Надо было начинать. Если поторопиться, можно успеть закончить задание сегодня и вернуться в город к полуночи. Готфрид приободрился, достал из сумки чернильницу, перья и взял книгу, лежавшую сверху. …Интересно, сколько еще сегодня будет глупых сюрпризов? На добротно сделанной кожаной обложке значилось «Картографические изыскания Иеронимуса Рихта о водонапорных башнях Энерсберга и окрестностей». Чтобы написать работу, Готфриду нужен был местный легендарий. Никаких картографических изысканий в списке, выданном профессором Раухом, естественно, не было. Лавочник все перепутал и подсунул ему не ту книгу. Он хотел было вернуть ее старику, но тот, как назло, куда-то запропастился, и Готфрид не стал его разыскивать, а решил дождаться, пока тот сам объявится. Он отложил «Изыскания» в сторону и взялся за прочие книги. А время побежало где-то за его спиной песком в огромных песочных часах, медленным танцем косых теней с золотистыми солнечными лучами… 
 
Закончить реферат удалось даже быстрее, чем он ожидал. За несколько часов он нашел в книгах все, что было нужно, аккуратно записал это в тетрадь и теперь мог смело рассказывать байки родного края хоть профессору Рауху, хоть всему университетскому педагогическому совету. Готфрид потянулся и огляделся в поисках старика. Но того нигде не было видно, а уходить, просто бросив книги на парте, не хотелось. Чтобы скоротать ожидание, Готфрид раскрыл ошибочно попавший к нему трактат о водонапорных башнях и начал листать.
Некий ученый именем Иеронимус посвятил свое время тому, что бродил по стране и составлял подробнейшие, снабженные рисунками и чертежами, описания всех строений этого типа. То есть, водонапорных башен. Странное дело, но Готфрид не помнил подобных башен в самом Энерсберге, где жил с детства. Однако если верить автору трактата, в этом городе их когда-то имелось целых пять. А вот в окрестных городках они, и правда, попадались. По виду большинство из них чем-то напоминали гриб: круглые и узкие у основания, к верху они расширялись и увенчивались конусовидной черепичной крышей. Некоторые были сложены из камня, но большая часть была из красного или белого кирпича. Ага, так значит, рядом с библиотекой – одна из таких башен…
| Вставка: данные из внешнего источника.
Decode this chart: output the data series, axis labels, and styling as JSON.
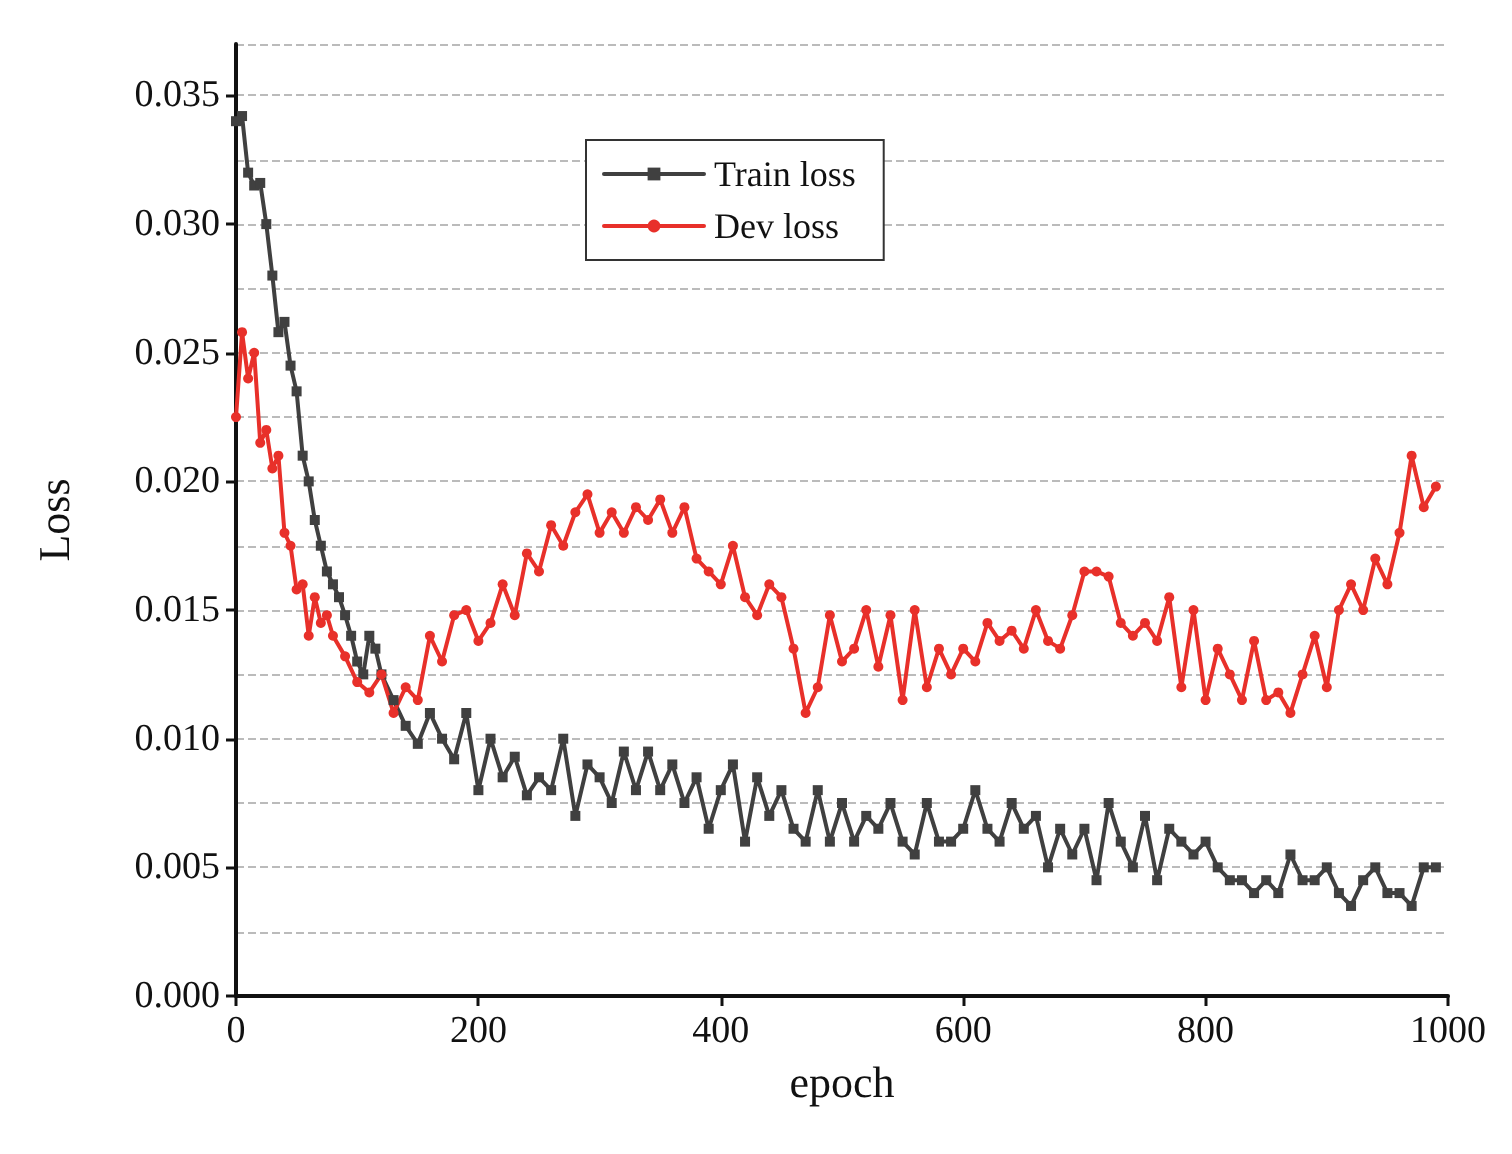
{
  "chart_data": {
    "type": "line",
    "xlabel": "epoch",
    "ylabel": "Loss",
    "xlim": [
      0,
      1000
    ],
    "xticks": [
      0,
      200,
      400,
      600,
      800,
      1000
    ],
    "ylim": [
      0,
      0.037
    ],
    "yticks": [
      {
        "value": 0,
        "label": "0.000"
      },
      {
        "value": 0.005,
        "label": "0.005"
      },
      {
        "value": 0.01,
        "label": "0.010"
      },
      {
        "value": 0.015,
        "label": "0.015"
      },
      {
        "value": 0.02,
        "label": "0.020"
      },
      {
        "value": 0.025,
        "label": "0.025"
      },
      {
        "value": 0.03,
        "label": "0.030"
      },
      {
        "value": 0.035,
        "label": "0.035"
      }
    ],
    "grid": "y",
    "legend": "top",
    "line_style": "solid",
    "series": [
      {
        "name": "Train loss",
        "color": "#404040",
        "marker": "square",
        "x": [
          0,
          5,
          10,
          15,
          20,
          25,
          30,
          35,
          40,
          45,
          50,
          55,
          60,
          65,
          70,
          75,
          80,
          85,
          90,
          95,
          100,
          105,
          110,
          115,
          120,
          130,
          140,
          150,
          160,
          170,
          180,
          190,
          200,
          210,
          220,
          230,
          240,
          250,
          260,
          270,
          280,
          290,
          300,
          310,
          320,
          330,
          340,
          350,
          360,
          370,
          380,
          390,
          400,
          410,
          420,
          430,
          440,
          450,
          460,
          470,
          480,
          490,
          500,
          510,
          520,
          530,
          540,
          550,
          560,
          570,
          580,
          590,
          600,
          610,
          620,
          630,
          640,
          650,
          660,
          670,
          680,
          690,
          700,
          710,
          720,
          730,
          740,
          750,
          760,
          770,
          780,
          790,
          800,
          810,
          820,
          830,
          840,
          850,
          860,
          870,
          880,
          890,
          900,
          910,
          920,
          930,
          940,
          950,
          960,
          970,
          980,
          990
        ],
        "values": [
          0.034,
          0.0342,
          0.032,
          0.0315,
          0.0316,
          0.03,
          0.028,
          0.0258,
          0.0262,
          0.0245,
          0.0235,
          0.021,
          0.02,
          0.0185,
          0.0175,
          0.0165,
          0.016,
          0.0155,
          0.0148,
          0.014,
          0.013,
          0.0125,
          0.014,
          0.0135,
          0.0125,
          0.0115,
          0.0105,
          0.0098,
          0.011,
          0.01,
          0.0092,
          0.011,
          0.008,
          0.01,
          0.0085,
          0.0093,
          0.0078,
          0.0085,
          0.008,
          0.01,
          0.007,
          0.009,
          0.0085,
          0.0075,
          0.0095,
          0.008,
          0.0095,
          0.008,
          0.009,
          0.0075,
          0.0085,
          0.0065,
          0.008,
          0.009,
          0.006,
          0.0085,
          0.007,
          0.008,
          0.0065,
          0.006,
          0.008,
          0.006,
          0.0075,
          0.006,
          0.007,
          0.0065,
          0.0075,
          0.006,
          0.0055,
          0.0075,
          0.006,
          0.006,
          0.0065,
          0.008,
          0.0065,
          0.006,
          0.0075,
          0.0065,
          0.007,
          0.005,
          0.0065,
          0.0055,
          0.0065,
          0.0045,
          0.0075,
          0.006,
          0.005,
          0.007,
          0.0045,
          0.0065,
          0.006,
          0.0055,
          0.006,
          0.005,
          0.0045,
          0.0045,
          0.004,
          0.0045,
          0.004,
          0.0055,
          0.0045,
          0.0045,
          0.005,
          0.004,
          0.0035,
          0.0045,
          0.005,
          0.004,
          0.004,
          0.0035,
          0.005,
          0.005
        ]
      },
      {
        "name": "Dev loss",
        "color": "#e8302a",
        "marker": "circle",
        "x": [
          0,
          5,
          10,
          15,
          20,
          25,
          30,
          35,
          40,
          45,
          50,
          55,
          60,
          65,
          70,
          75,
          80,
          90,
          100,
          110,
          120,
          130,
          140,
          150,
          160,
          170,
          180,
          190,
          200,
          210,
          220,
          230,
          240,
          250,
          260,
          270,
          280,
          290,
          300,
          310,
          320,
          330,
          340,
          350,
          360,
          370,
          380,
          390,
          400,
          410,
          420,
          430,
          440,
          450,
          460,
          470,
          480,
          490,
          500,
          510,
          520,
          530,
          540,
          550,
          560,
          570,
          580,
          590,
          600,
          610,
          620,
          630,
          640,
          650,
          660,
          670,
          680,
          690,
          700,
          710,
          720,
          730,
          740,
          750,
          760,
          770,
          780,
          790,
          800,
          810,
          820,
          830,
          840,
          850,
          860,
          870,
          880,
          890,
          900,
          910,
          920,
          930,
          940,
          950,
          960,
          970,
          980,
          990
        ],
        "values": [
          0.0225,
          0.0258,
          0.024,
          0.025,
          0.0215,
          0.022,
          0.0205,
          0.021,
          0.018,
          0.0175,
          0.0158,
          0.016,
          0.014,
          0.0155,
          0.0145,
          0.0148,
          0.014,
          0.0132,
          0.0122,
          0.0118,
          0.0125,
          0.011,
          0.012,
          0.0115,
          0.014,
          0.013,
          0.0148,
          0.015,
          0.0138,
          0.0145,
          0.016,
          0.0148,
          0.0172,
          0.0165,
          0.0183,
          0.0175,
          0.0188,
          0.0195,
          0.018,
          0.0188,
          0.018,
          0.019,
          0.0185,
          0.0193,
          0.018,
          0.019,
          0.017,
          0.0165,
          0.016,
          0.0175,
          0.0155,
          0.0148,
          0.016,
          0.0155,
          0.0135,
          0.011,
          0.012,
          0.0148,
          0.013,
          0.0135,
          0.015,
          0.0128,
          0.0148,
          0.0115,
          0.015,
          0.012,
          0.0135,
          0.0125,
          0.0135,
          0.013,
          0.0145,
          0.0138,
          0.0142,
          0.0135,
          0.015,
          0.0138,
          0.0135,
          0.0148,
          0.0165,
          0.0165,
          0.0163,
          0.0145,
          0.014,
          0.0145,
          0.0138,
          0.0155,
          0.012,
          0.015,
          0.0115,
          0.0135,
          0.0125,
          0.0115,
          0.0138,
          0.0115,
          0.0118,
          0.011,
          0.0125,
          0.014,
          0.012,
          0.015,
          0.016,
          0.015,
          0.017,
          0.016,
          0.018,
          0.021,
          0.019,
          0.0198
        ]
      }
    ]
  }
}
…Готфрид поднял глаза и увидел, что старик стоит прямо перед ним и изучающе на него смотрит. «Вас заинтересовало описание башен, молодой человек?», - добродушно спросил он. «Я хотел сдать Вам книги», - сказал Готфрид. «Конечно, конечно…», - произнес библиотекарь так, как будто уже успел напрочь забыть об этом, - «Я их у Вас приму». Он повернулся и направился к прилавку, Готфрид взял стопку книг и пошел за ним.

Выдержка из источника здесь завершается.